Money vs Local Laws – Texas Style

On Friday, the Texas House of Representatives overwhelmingly approved legislation that would override local efforts to regulate a wide variety of oil and gas activities. House Bill 40 – widely known as the “Denton fracking bill” – preempts regulation of oil and gas operations by municipalities. The bill is widely seen as a response to the vote in Denton last year to ban fracking inside the city limits.

Texas State Capitol. Photo by Daniel Mayer (Own work) [GFDL), CC-BY-SA-3.0 (http://creativecommons.org/licenses/by-sa/3.0/) or CC BY-SA 2.5-2.0-1.0 (http://creativecommons.org/licenses/by-sa/2.5-2.0-1.0)], via Wikimedia Commons

Texas State Capitol. Photo by Daniel Mayer (Own work) [GFDL, CC-BY-SA-3.0  or CC BY-SA 2.5-2.0-1.0], via Wikimedia Commons

The bill gives the Texas Railroad Commission authority to preempt city laws when it comes to subsurface oil and gas operations, including hydraulic fracking. Cities would still have authority over surface activities such as noise, lights, traffic and setbacks, although the distance from wells to homes, schools and churches would have to be “commercially reasonable.”

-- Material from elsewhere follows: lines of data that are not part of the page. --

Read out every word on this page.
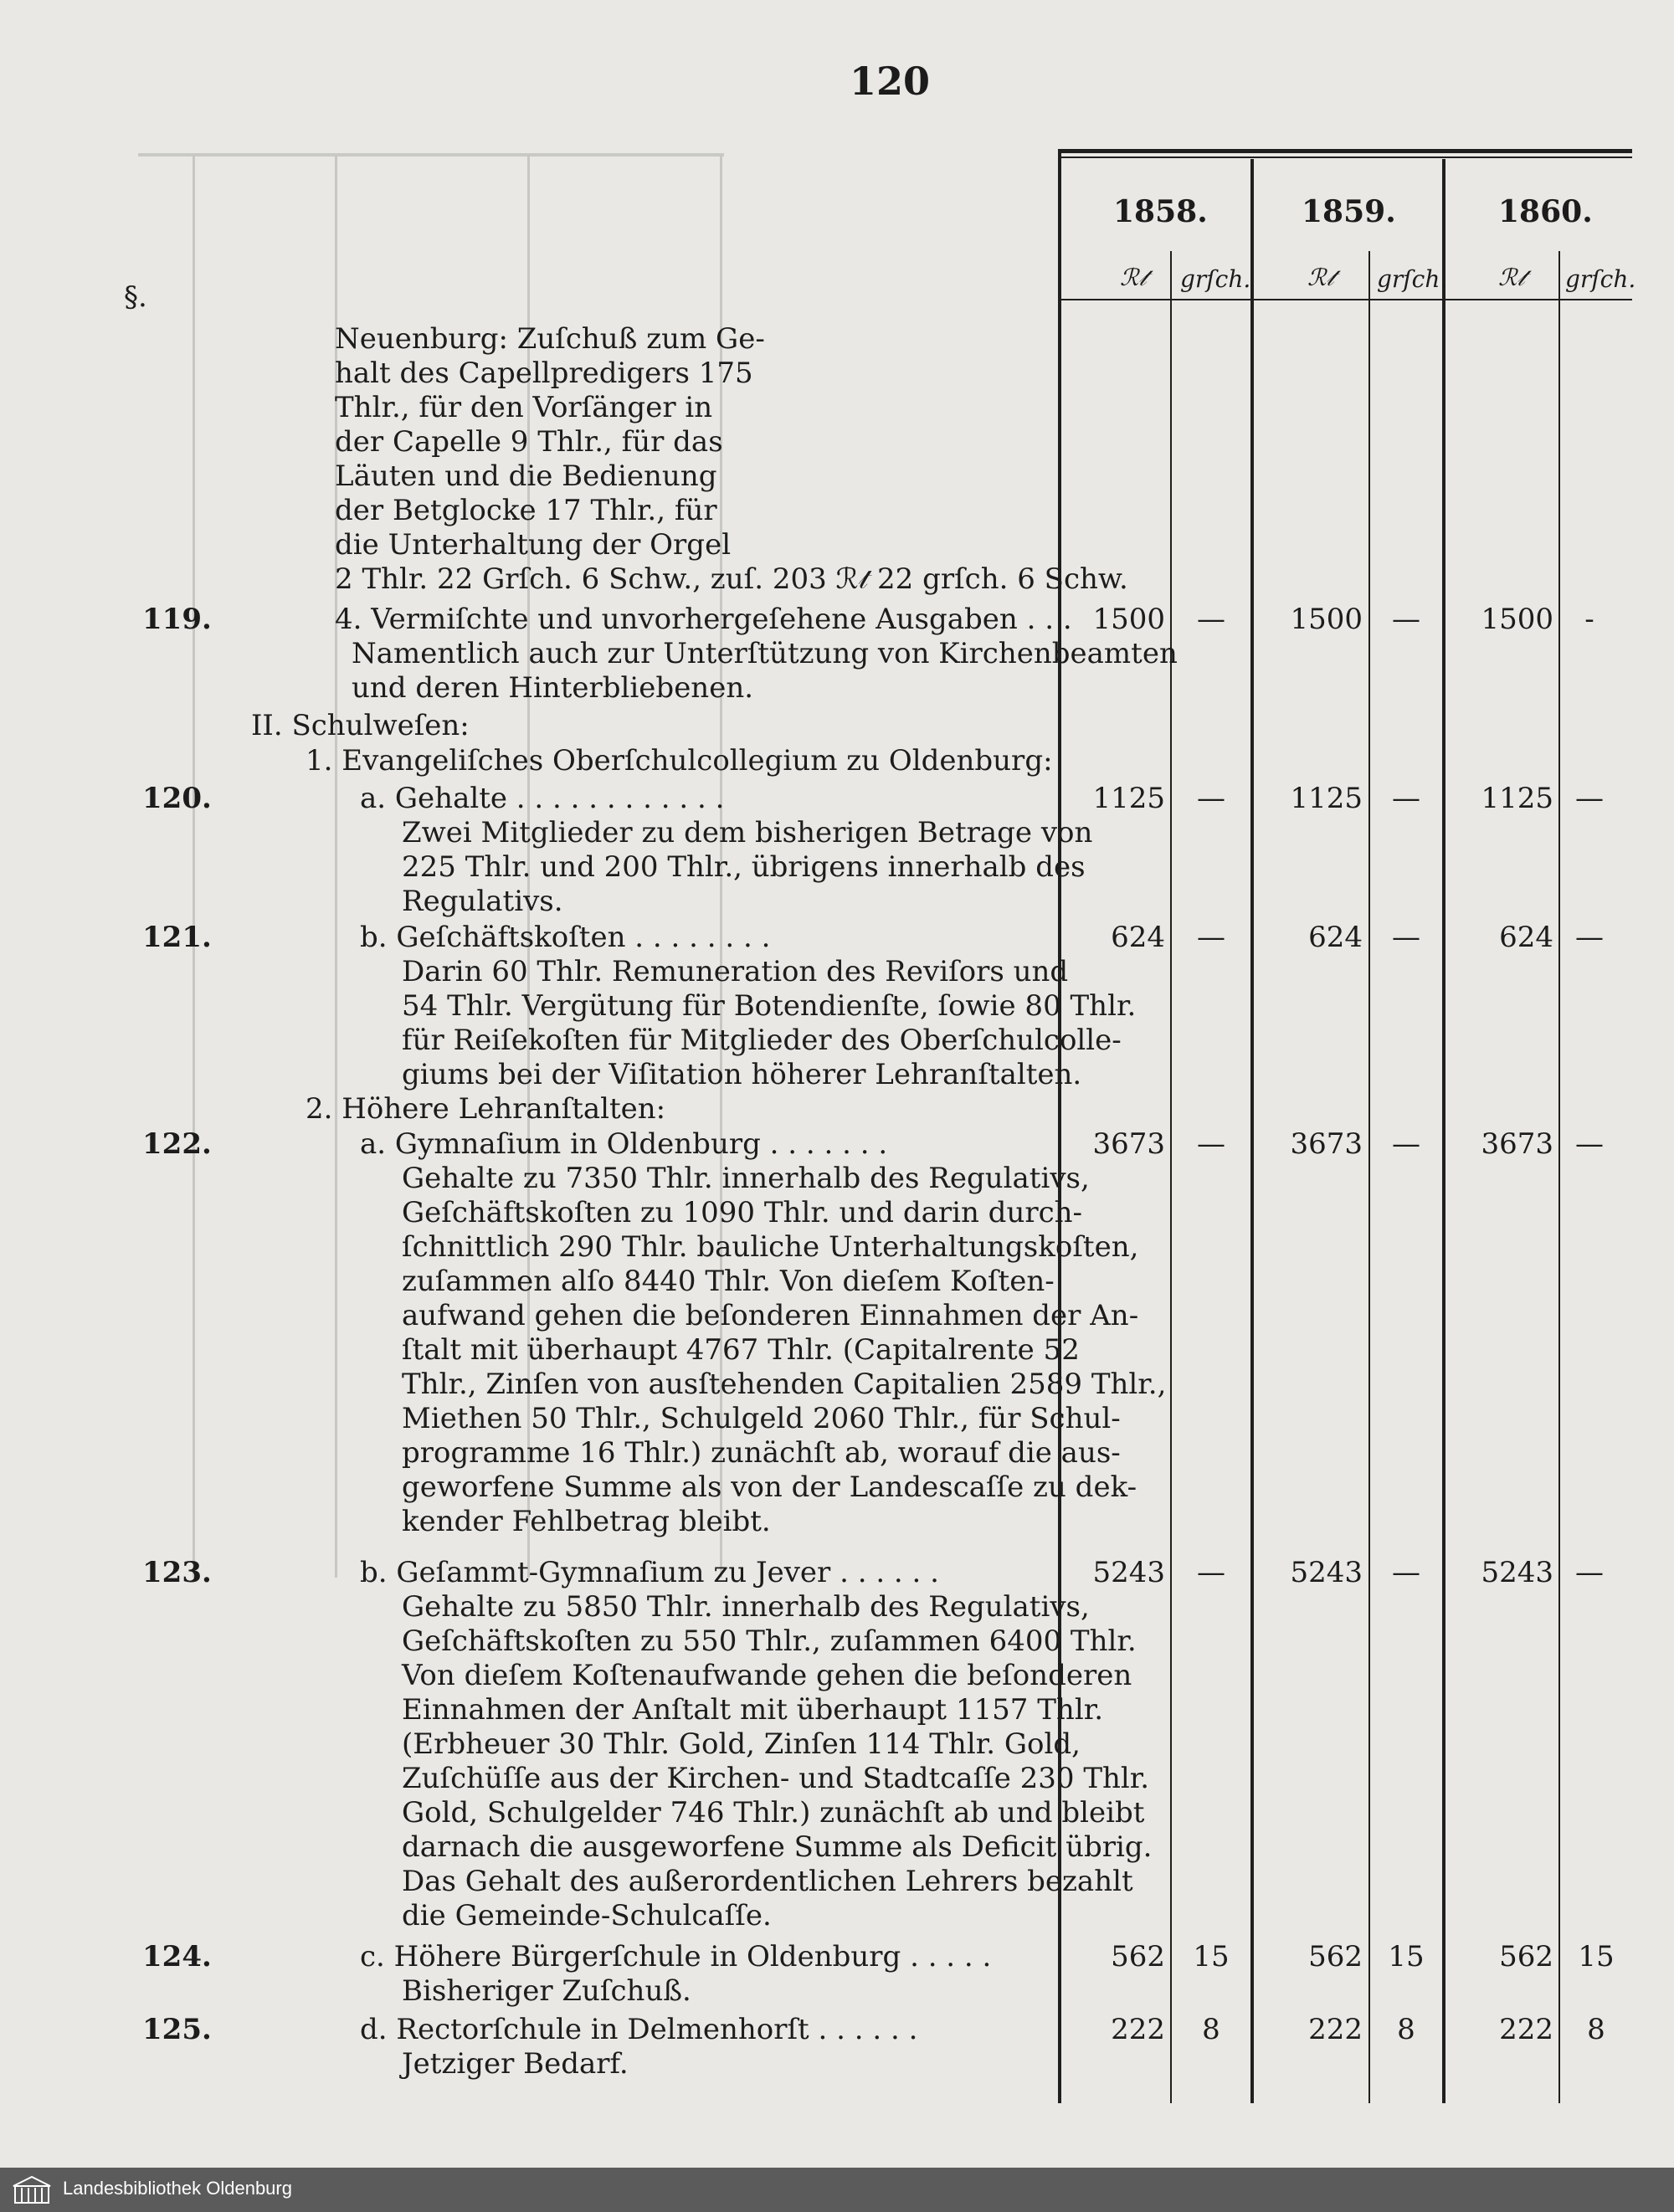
120
§.
1858.	1859.	1860.
ℛ𝓉 grſch. ℛ𝓉 grſch. ℛ𝓉 grſch.
Neuenburg: Zuſchuß zum Ge-
halt des Capellpredigers 175
Thlr., für den Vorſänger in
der Capelle 9 Thlr., für das
Läuten und die Bedienung
der Betglocke 17 Thlr., für
die Unterhaltung der Orgel
2 Thlr. 22 Grſch. 6 Schw., zuſ. 203 ℛ𝓉 22 grſch. 6 Schw.
119.	4. Vermiſchte und unvorhergeſehene Ausgaben . . .
Namentlich auch zur Unterſtützung von Kirchenbeamten
und deren Hinterbliebenen.
1500	—	1500	—	1500	-
II. Schulweſen:
1. Evangeliſches Oberſchulcollegium zu Oldenburg:
120.	a. Gehalte . . . . . . . . . . . .
Zwei Mitglieder zu dem bisherigen Betrage von
225 Thlr. und 200 Thlr., übrigens innerhalb des
Regulativs.
1125	—	1125	—	1125 —
121.	b. Geſchäftskoſten . . . . . . . .
Darin 60 Thlr. Remuneration des Reviſors und
54 Thlr. Vergütung für Botendienſte, ſowie 80 Thlr.
für Reiſekoſten für Mitglieder des Oberſchulcolle-
giums bei der Viſitation höherer Lehranſtalten.
624	—	624	—	624 —
2. Höhere Lehranſtalten:
122.	a. Gymnaſium in Oldenburg . . . . . . .
Gehalte zu 7350 Thlr. innerhalb des Regulativs,
Geſchäftskoſten zu 1090 Thlr. und darin durch-
ſchnittlich 290 Thlr. bauliche Unterhaltungskoſten,
zuſammen alſo 8440 Thlr. Von dieſem Koſten-
aufwand gehen die beſonderen Einnahmen der An-
ſtalt mit überhaupt 4767 Thlr. (Capitalrente 52
Thlr., Zinſen von ausſtehenden Capitalien 2589 Thlr.,
Miethen 50 Thlr., Schulgeld 2060 Thlr., für Schul-
programme 16 Thlr.) zunächſt ab, worauf die aus-
geworfene Summe als von der Landescaſſe zu dek-
kender Fehlbetrag bleibt.
3673	—	3673	—	3673 —
123.	b. Geſammt-Gymnaſium zu Jever . . . . . .
Gehalte zu 5850 Thlr. innerhalb des Regulativs,
Geſchäftskoſten zu 550 Thlr., zuſammen 6400 Thlr.
Von dieſem Koſtenaufwande gehen die beſonderen
Einnahmen der Anſtalt mit überhaupt 1157 Thlr.
(Erbheuer 30 Thlr. Gold, Zinſen 114 Thlr. Gold,
Zuſchüſſe aus der Kirchen- und Stadtcaſſe 230 Thlr.
Gold, Schulgelder 746 Thlr.) zunächſt ab und bleibt
darnach die ausgeworfene Summe als Deficit übrig.
Das Gehalt des außerordentlichen Lehrers bezahlt
die Gemeinde-Schulcaſſe.
5243	—	5243	—	5243 —
124.	c. Höhere Bürgerſchule in Oldenburg . . . . .
Bisheriger Zuſchuß.
562 15	562 15	562 15
125.	d. Rectorſchule in Delmenhorſt . . . . . .
Jetziger Bedarf.
222	8	222	8	222	8
Landesbibliothek Oldenburg
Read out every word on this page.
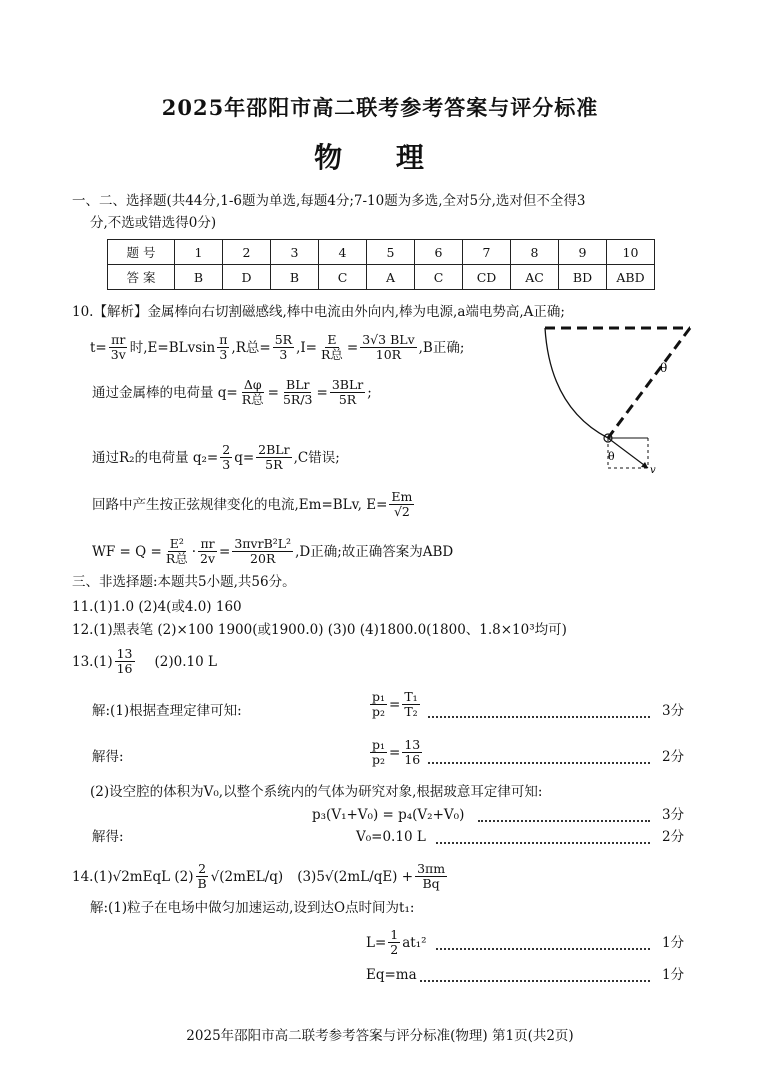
2025年邵阳市高二联考参考答案与评分标准
物 理
一、二、选择题(共44分,1-6题为单选,每题4分;7-10题为多选,全对5分,选对但不全得3
分,不选或错选得0分)
题 号	1	2	3	4	5	6	7	8	9	10
答 案	B	D	B	C	A	C	CD	AC	BD	ABD
10.【解析】金属棒向右切割磁感线,棒中电流由外向内,棒为电源,a端电势高,A正确;
$t= \frac{\pi r}{3v}$ 时$,E=BLvsin \frac{\pi}{3} ,R$总= $\frac{5R}{3} ,I= \frac{E}{\text{R总}} = \frac{\text{3√3 BLv}}{10R} ,B$正确;
通过金属棒的电荷量 $q= \frac{\Delta\varphi}{\text{R总}} = \frac{\text{BLr}}{5R/3} = \frac{\text{3BLr}}{5R}$ ;
通过R₂的电荷量 $q_2= \frac{2}{3} q= \frac{\text{2BLr}}{5R} ,C$错误;
回路中产生按正弦规律变化的电流,Em=BLv, $E= \frac{Em}{√2}$
WF = $Q = \frac{\text{E²}}{\text{R总}} \cdot \frac{\pi r}{2v} = \frac{\text{3πvrB²L²}}{20R} ,D$正确;故正确答案为ABD
θ
θ
v
三、非选择题:本题共5小题,共56分。
11.(1)1.0 (2)4(或4.0) 160
12.(1)黑表笔 (2)×100 1900(或1900.0) (3)0 (4)1800.0(1800、1.8×10³均可)
$13.(1) \frac{13}{16} (2)0.10$ L
解:(1)根据查理定律可知:	$\frac{\text{p₁}}{\text{p₂}} = \frac{\text{T₁}}{\text{T₂}}$	3分
解得:	$\frac{\text{p₁}}{\text{p₂}} = \frac{13}{16}$	2分
(2)设空腔的体积为V₀,以整个系统内的气体为研究对象,根据玻意耳定律可知:
p₃(V₁+V₀) = p₄(V₂+V₀)	3分
解得:	V₀=0.10 L	2分
14.(1)√2mEqL $(2) \frac{2}{B} √(2mEL/q) (3)5√(2mL/qE) + \frac{3\pi m}{Bq}$
解:(1)粒子在电场中做匀加速运动,设到达O点时间为t₁:
$L= \frac{1}{2} at_1^2$	1分
Eq=ma	1分
2025年邵阳市高二联考参考答案与评分标准(物理) 第1页(共2页)
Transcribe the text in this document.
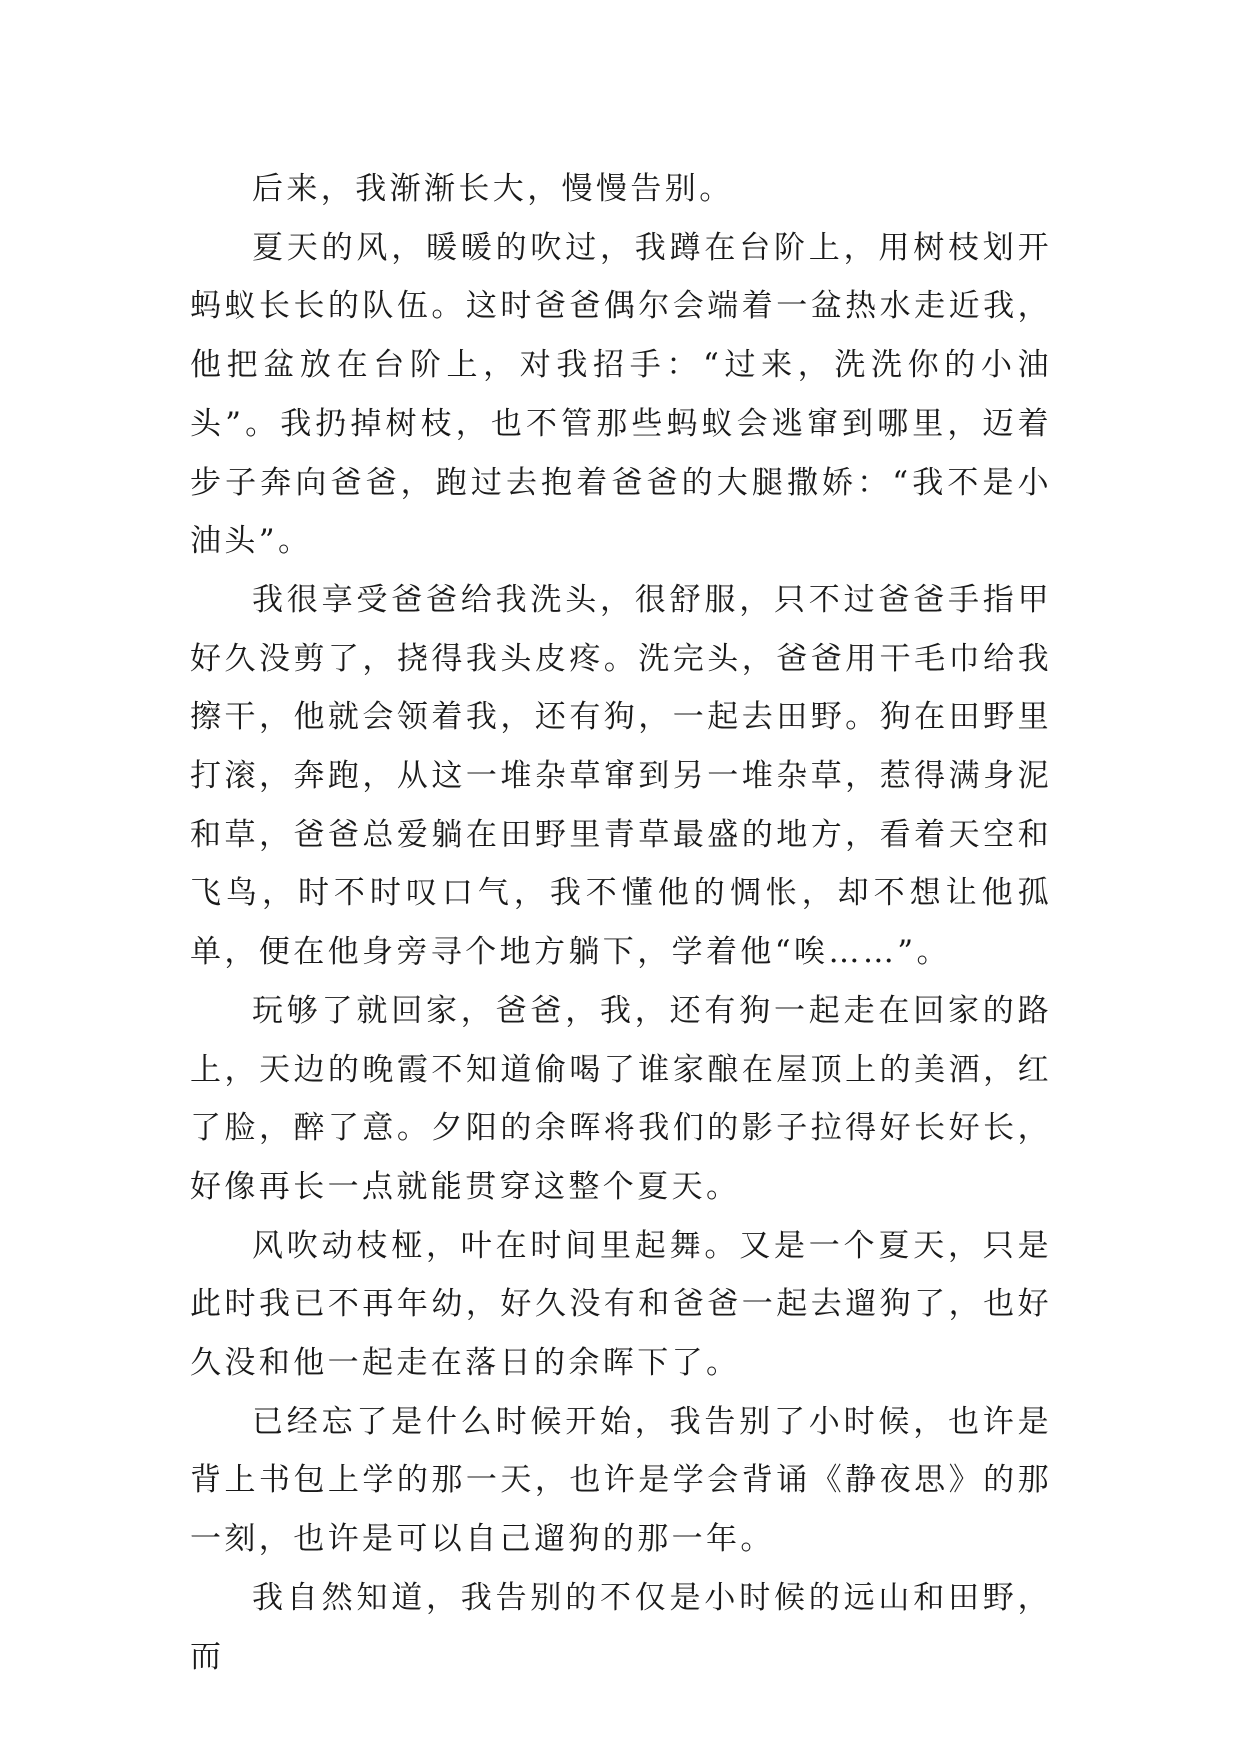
后来，我渐渐长大，慢慢告别。

夏天的风，暖暖的吹过，我蹲在台阶上，用树枝划开蚂蚁长长的队伍。这时爸爸偶尔会端着一盆热水走近我，他把盆放在台阶上，对我招手：“过来，洗洗你的小油头”。我扔掉树枝，也不管那些蚂蚁会逃窜到哪里，迈着步子奔向爸爸，跑过去抱着爸爸的大腿撒娇：“我不是小油头”。

我很享受爸爸给我洗头，很舒服，只不过爸爸手指甲好久没剪了，挠得我头皮疼。洗完头，爸爸用干毛巾给我擦干，他就会领着我，还有狗，一起去田野。狗在田野里打滚，奔跑，从这一堆杂草窜到另一堆杂草，惹得满身泥和草，爸爸总爱躺在田野里青草最盛的地方，看着天空和飞鸟，时不时叹口气，我不懂他的惆怅，却不想让他孤单，便在他身旁寻个地方躺下，学着他“唉……”。

玩够了就回家，爸爸，我，还有狗一起走在回家的路上，天边的晚霞不知道偷喝了谁家酿在屋顶上的美酒，红了脸，醉了意。夕阳的余晖将我们的影子拉得好长好长，好像再长一点就能贯穿这整个夏天。

风吹动枝桠，叶在时间里起舞。又是一个夏天，只是此时我已不再年幼，好久没有和爸爸一起去遛狗了，也好久没和他一起走在落日的余晖下了。

已经忘了是什么时候开始，我告别了小时候，也许是背上书包上学的那一天，也许是学会背诵《静夜思》的那一刻，也许是可以自己遛狗的那一年。

我自然知道，我告别的不仅是小时候的远山和田野，而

Several amendments to the bill were proposed, such as special setback exceptions for daycares, schools and churches, as well as a provision allowing the Texas Railroad Commission to deputize local oil and gas well inspectors. These were all shot down by the majority of the House as well as the bill’s main sponsor, Rep. Drew Darby.

Luke Metzger, director of Environment Texas, said “This is a dangerous power grab by Big Oil to stomp out the rights of communities to protect themselves from the worst impacts of dirty drilling. They won’t settle for just overturning the Denton ban but are taking aim at ordinances across the state that limit drilling near homes, schools and parks as well as many other health and safety standards.”

Now. you’re probably thinking “What’s going on here? Aren’t the Texas politicians with national audiences or aspirations such as Ted Cruz and Rick Perry always talking about overreaching big government? How we should be returning power to the local governments?”

Unfortunately, money wins over principle in Texas, as it does in many other places. The oil and gas industry donated more than $5 million to legislators during 2013 and 2014, according to a Texans for Public Justice report. The average legislator received over $25,000. And, of course, there’s Texas’s aversion to any form of regulation that could lead to corporations making less profit. One only has to look at what happened in the town of West a couple years ago to see that mindset in action. Or, Azle. Or…

If the TPP and/or TPIP are approved, laws like this that favor corporate interests over the people will become more and more the norm, and not the exception. If this is to be our future, it doesn’t look very rosy.